Less broad-church, more split-congregation?
In Jeremy Corbyn’s first leadership campaign, Labour party members became heavily accustomed to hearing the phrase ‘Broad-Church’ used to describe the Party, and it seemed an appropriate description. Members of the Labour party are arguably the most diverse of all the major UK political parties, and this has always been something Labour could be proud of and celebrate.
However, as the political fallout from the EU referendum continues, is Labour looking less ‘broach-church’ and more split-congregation?
My religious metaphor is more symbolic than descriptive, but the notion of a schism forming in the Labour party is hard not to accept. The divide takes many forms: north versus south, remain versus leave, old versus young, but most clearly the divide presents between the traditionally rural and industrial regions of the UK versus the prospering and globalised major cities.
Globalisation has been to the advantage of one of those groups more than the other and the defence/rejection of the European Union is reflective of that.
Now these difference are not new and they are not necessarily a bad thing. However, Brexit has thrown the microscope over them in a way never experienced before, and the cracks are beginning to show.
Mr Blair was speaking to a increasingly frustrated group of Labour voters
Tony Blair’s recent speech for Open Britain, the phoenix group formed from the ashes of the ‘Remain’ Campaign, sparked outrage across the country from Labour and Conservative Leave supporters alike and was given the passive aggressive treatment by Jeremy Corbyn, who described it as “not helpful”.

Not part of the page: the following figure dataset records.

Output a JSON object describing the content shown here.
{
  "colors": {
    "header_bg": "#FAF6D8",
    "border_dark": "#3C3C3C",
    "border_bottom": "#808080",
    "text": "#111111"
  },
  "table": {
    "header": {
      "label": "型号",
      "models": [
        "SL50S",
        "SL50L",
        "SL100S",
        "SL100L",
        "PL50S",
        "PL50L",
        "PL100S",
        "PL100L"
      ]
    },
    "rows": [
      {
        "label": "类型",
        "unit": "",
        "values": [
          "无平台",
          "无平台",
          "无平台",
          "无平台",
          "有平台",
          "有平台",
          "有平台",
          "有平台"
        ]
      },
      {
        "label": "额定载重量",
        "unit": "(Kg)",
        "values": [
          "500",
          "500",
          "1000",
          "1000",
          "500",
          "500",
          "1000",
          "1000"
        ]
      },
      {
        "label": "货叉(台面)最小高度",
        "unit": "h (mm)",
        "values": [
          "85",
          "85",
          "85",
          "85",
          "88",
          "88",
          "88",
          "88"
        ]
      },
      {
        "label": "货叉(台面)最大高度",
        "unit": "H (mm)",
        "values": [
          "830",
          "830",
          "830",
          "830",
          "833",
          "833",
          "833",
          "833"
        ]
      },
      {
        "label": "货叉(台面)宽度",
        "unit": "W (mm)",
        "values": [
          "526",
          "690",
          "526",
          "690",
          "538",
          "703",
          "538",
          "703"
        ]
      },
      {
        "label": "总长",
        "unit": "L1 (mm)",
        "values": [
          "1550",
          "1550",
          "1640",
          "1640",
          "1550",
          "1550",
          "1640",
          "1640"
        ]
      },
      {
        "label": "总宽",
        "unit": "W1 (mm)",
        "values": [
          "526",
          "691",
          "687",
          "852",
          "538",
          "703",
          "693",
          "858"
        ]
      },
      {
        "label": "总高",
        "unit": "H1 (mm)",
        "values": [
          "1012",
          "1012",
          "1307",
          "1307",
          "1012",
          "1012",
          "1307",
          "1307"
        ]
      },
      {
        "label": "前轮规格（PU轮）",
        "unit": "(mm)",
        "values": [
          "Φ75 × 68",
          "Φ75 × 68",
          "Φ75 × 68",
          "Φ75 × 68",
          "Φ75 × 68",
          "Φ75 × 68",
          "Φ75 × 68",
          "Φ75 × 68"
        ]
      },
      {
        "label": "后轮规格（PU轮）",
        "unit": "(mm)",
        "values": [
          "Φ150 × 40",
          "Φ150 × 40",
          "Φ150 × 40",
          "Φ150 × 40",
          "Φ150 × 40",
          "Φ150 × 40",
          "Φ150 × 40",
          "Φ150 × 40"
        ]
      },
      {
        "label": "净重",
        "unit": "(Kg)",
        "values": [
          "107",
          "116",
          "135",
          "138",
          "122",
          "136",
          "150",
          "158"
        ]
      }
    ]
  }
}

But even those that had their nose put out by it must recognise that Mr Blair was speaking to a increasingly frustrated group of Labour voters. As much as prominent Leave spokespeople like to obsess and repeatedly press the notion of ‘respecting a democratic result’, they are enormously undemocratic in their malice towards the unrelenting Remain voice.
Labour’s infighting, demonstrated perfectly by Mr Blair’s speech, is in danger of undermining the effective scrutiny of our leaving of the EU and could allow Brexit to become the political play-thing of Theresa May’s Conservative government: something it would be best to avoid, for all our sakes.
Immigration is the policy area that Labour needs to pay the greatest attention to
Jeremy Corbyn’s election and re-election to Leader of the Labour party led some commentators to suggest that a split in Labour was inevitable and whilst not exactly the same split as the one presented by Brexit, there are enormous overlaps. Social justice and demands for equality were enough to unite 43% of the electorate, across the political spectrum, under Tony Blair in ’97, but it is hard to see a similar election result for Labour in the immediate future. The results in Copeland and Stoke-on-Trent were damaging for the Labour party and pushed British politics into uncharted territory. Are the social and economic divides just too great now?
In many ways, immigration is the policy area that Labour needs to pay the greatest attention to, as it will be the policy area that ultimately determines whether a united Labour party has a future. Yvette Cooper, through the Home Affairs Select Committee, is beginning a long overdue, national conversation and debate, on immigration and I hope to see Labour strongly engage in this.
The EU Referendum was for many, the first real chance to express their preferences on immigration and the results demonstrate the biggest crack of all.
Tom Watson, Labour’s Deputy Leader, whist being interviewed by Sophie Ridgy on Sky, made the bizarre decision to respond to a question on immigration, by suggesting it was unfair to ask what Labour’s stance on immigration was. This, as well as the vague nationwide demand for ‘controls on immigration’, should be regarded as Nigel Farage’s greatest victory.
Politicians left and right know the economic value of immigration and so in order to balance the need to support the UK’s economy and votes for their party, they tread a line of vague soundbites and utopian policy objectives.
Both the best and worst thing for Labour right now, would be a general election
Responses like Tom Watson’s are doing nothing to lay the foundations for a once again strong and united Labour party, neither are claims that Leave voters are uneducated or that Labour MPs that don’t support Corbyn are part of some big coup.
I get the impression that both the best and worst thing for Labour right now, would be a general election. Labour needs policies, it needs a firm position to defend and it needs a universal and aligned party manifesto. Only with these, could the cracks be fixed or, if necessary, pushed into full on separation.
If Labour carries on as it is now, the future is bleak and frustrating and we risk facilitating unopposed Conservative dominance, which may even for a Conservative voter, be a scary prospect.